The specific data structures you use for the path conditions and the symbolic constraints are up to you. However, both should contain in some way Z3 SMT expressions.

Checking potential bugs

At each point where there could be a potential bug (problematic exit or divide by zero) your engine should invoke an SMT solver to check if the bug is actually feasible for some concrete inputs.

Output format

For each potential bug, your symbolic execution engine should print either:

Ok, if it is unreachable; or,
Problem! plus the corresponding model if the bug is possible on some input.

For example, a working solution would print the following on a modified example from our last lecture:

$ python3 symex.py test-programs/3-shift2.c
Checking function f at test-programs/3-shift2.c:1:6
Checking exit with error
    Ok. Exit with error not possible in this case.
Checking exit with error
    Problem! Exit with error is possible.
    [y = 8388480, x = 8388608]

I will be manually checking these outputs, so feel free to format the model differently. For example, you may want to print the hex or binary version of values to make it easier to check if they do indeed represent a possible bug.

Suggested workflow

The stencil code is set up with the basic shape of a symbolic execution engine, but it has many marked TODO blocks that you will implement.
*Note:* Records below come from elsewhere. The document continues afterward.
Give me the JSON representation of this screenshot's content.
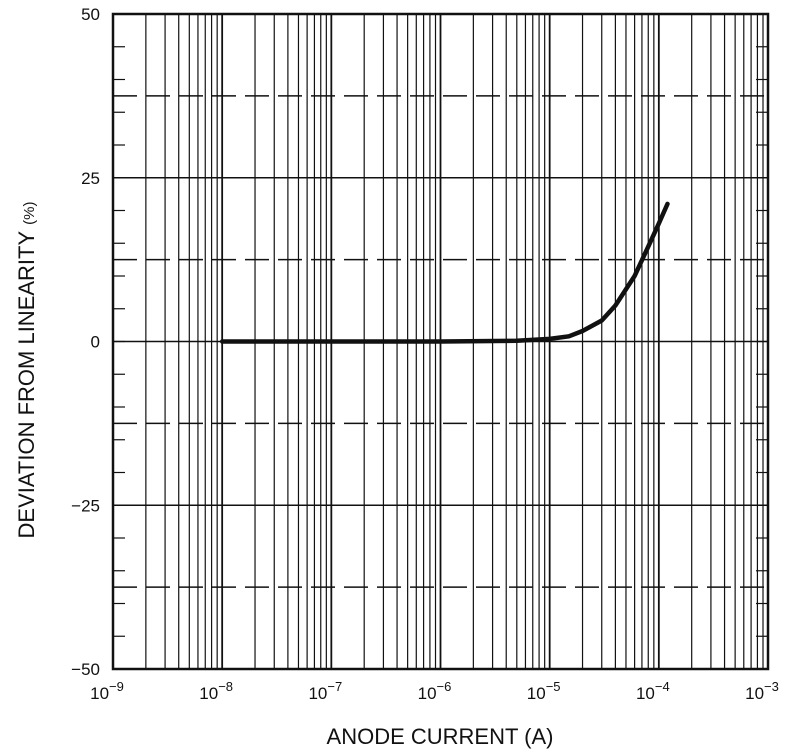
{
  "chart_data": {
    "type": "line",
    "title": "",
    "xlabel": "ANODE CURRENT (A)",
    "ylabel": "DEVIATION FROM LINEARITY",
    "ylabel_unit": "(%)",
    "x_scale": "log",
    "xlim": [
      1e-09,
      0.001
    ],
    "ylim": [
      -50,
      50
    ],
    "x_ticks": [
      {
        "value": 1e-09,
        "base": "10",
        "exp": "−9"
      },
      {
        "value": 1e-08,
        "base": "10",
        "exp": "−8"
      },
      {
        "value": 1e-07,
        "base": "10",
        "exp": "−7"
      },
      {
        "value": 1e-06,
        "base": "10",
        "exp": "−6"
      },
      {
        "value": 1e-05,
        "base": "10",
        "exp": "−5"
      },
      {
        "value": 0.0001,
        "base": "10",
        "exp": "−4"
      },
      {
        "value": 0.001,
        "base": "10",
        "exp": "−3"
      }
    ],
    "y_ticks": [
      {
        "value": 50,
        "label": "50"
      },
      {
        "value": 25,
        "label": "25"
      },
      {
        "value": 0,
        "label": "0"
      },
      {
        "value": -25,
        "label": "−25"
      },
      {
        "value": -50,
        "label": "−50"
      }
    ],
    "y_minor_dashed": [
      37.5,
      12.5,
      -12.5,
      -37.5
    ],
    "grid": true,
    "series": [
      {
        "color": "#111111",
        "points": [
          [
            1e-08,
            0
          ],
          [
            1e-07,
            0
          ],
          [
            1e-06,
            0
          ],
          [
            5e-06,
            0.1
          ],
          [
            1e-05,
            0.4
          ],
          [
            1.5e-05,
            0.8
          ],
          [
            2e-05,
            1.6
          ],
          [
            3e-05,
            3.2
          ],
          [
            4e-05,
            5.5
          ],
          [
            6e-05,
            10
          ],
          [
            8e-05,
            14.5
          ],
          [
            0.0001,
            18
          ],
          [
            0.00012,
            21
          ]
        ]
      }
    ]
  }
}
In most cases, the code to access relevant fields of the parser API is already in place.

You can run the stencil code with:

python3 symex.py <filename>

I suggest trying to run your engine on each test file in numbered order, starting with the example from our first SMT lecture:

python3 symex.py test-programs/1-max.c

Initially, this will report just:

$ python3 symex.py test-programs/1-max.c
Checking function check_bounds at test-programs/1-max.c:4:6

Once you have implemented the TODO statements to support the features in 1-max.c, you should see (your model may vary):

Checking function check_bounds at test-programs/1-max.c:4:6
Checking exit with error
    Problem! Exit with error is possible.
    [b = 2724236881, a = 2151743455]

Adding concrete calls to `README`

Written Q1-9: In your README, for each test program 1-9, give examples of a concrete function calls that would cause each potential bug as defined in this assignment.

For example, for max(..., ...); with ... replaced with concrete values. You can test your calls (via running a C compilers).
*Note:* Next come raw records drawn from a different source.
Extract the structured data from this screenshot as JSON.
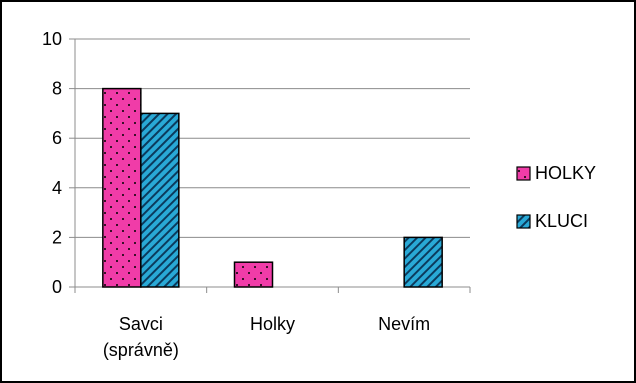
{
  "chart_data": {
    "type": "bar",
    "categories": [
      [
        "Savci",
        "(správně)"
      ],
      [
        "Holky"
      ],
      [
        "Nevím"
      ]
    ],
    "series": [
      {
        "name": "HOLKY",
        "values": [
          8,
          1,
          0
        ],
        "color": "#F03CA8",
        "pattern": "dots"
      },
      {
        "name": "KLUCI",
        "values": [
          7,
          0,
          2
        ],
        "color": "#29A9D6",
        "pattern": "diagonal-stripes"
      }
    ],
    "yticks": [
      "0",
      "2",
      "4",
      "6",
      "8",
      "10"
    ],
    "ylim": [
      0,
      10
    ],
    "grid": true,
    "legend_position": "right"
  }
}
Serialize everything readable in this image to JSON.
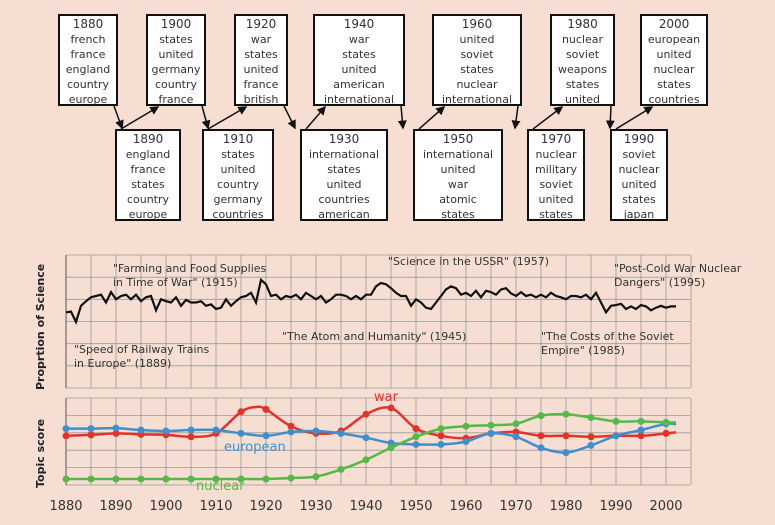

If no bugs are possible, write "No possible bugs".

Extra credit

For up to 20 points of extra credit, you can extend your engine to handle more interesting feature of C.

One useful feature to implement is assert statements, which allows you to run your engine on 10-extra-credit-bin-search.c. An assert statement needs to modify the path condition for every statement that occurs after it; to implement this, either your path condition data structure needs to be mutable, or you need to modify visit_statement to return the path condition as part of its recursion.

Other ideas of features to support (varying in complexity):

The ternary operator (?).
Simple for statements with static bounds.
Early return statements.
Non-int data types (long, char, etc). I would suggest sticking to integral (non-float) types.

Grading

In your README, also report:
Written Q10: Collaborators other than your partner?
Written Q11: Roughly how long did this assignment take you (in hours)?

(Optional) Written Q12: If you implemented any extra credit, describe what features here.

This assignment is worth 100 points, broken down by:

80 points: Correct verdict on potential bugs
- 10 points per test programs 2-9.
10 points: Style and design.
10 points: README.

Submission

Submit the following files on Gradescope: symex.py and README.{txt, md}.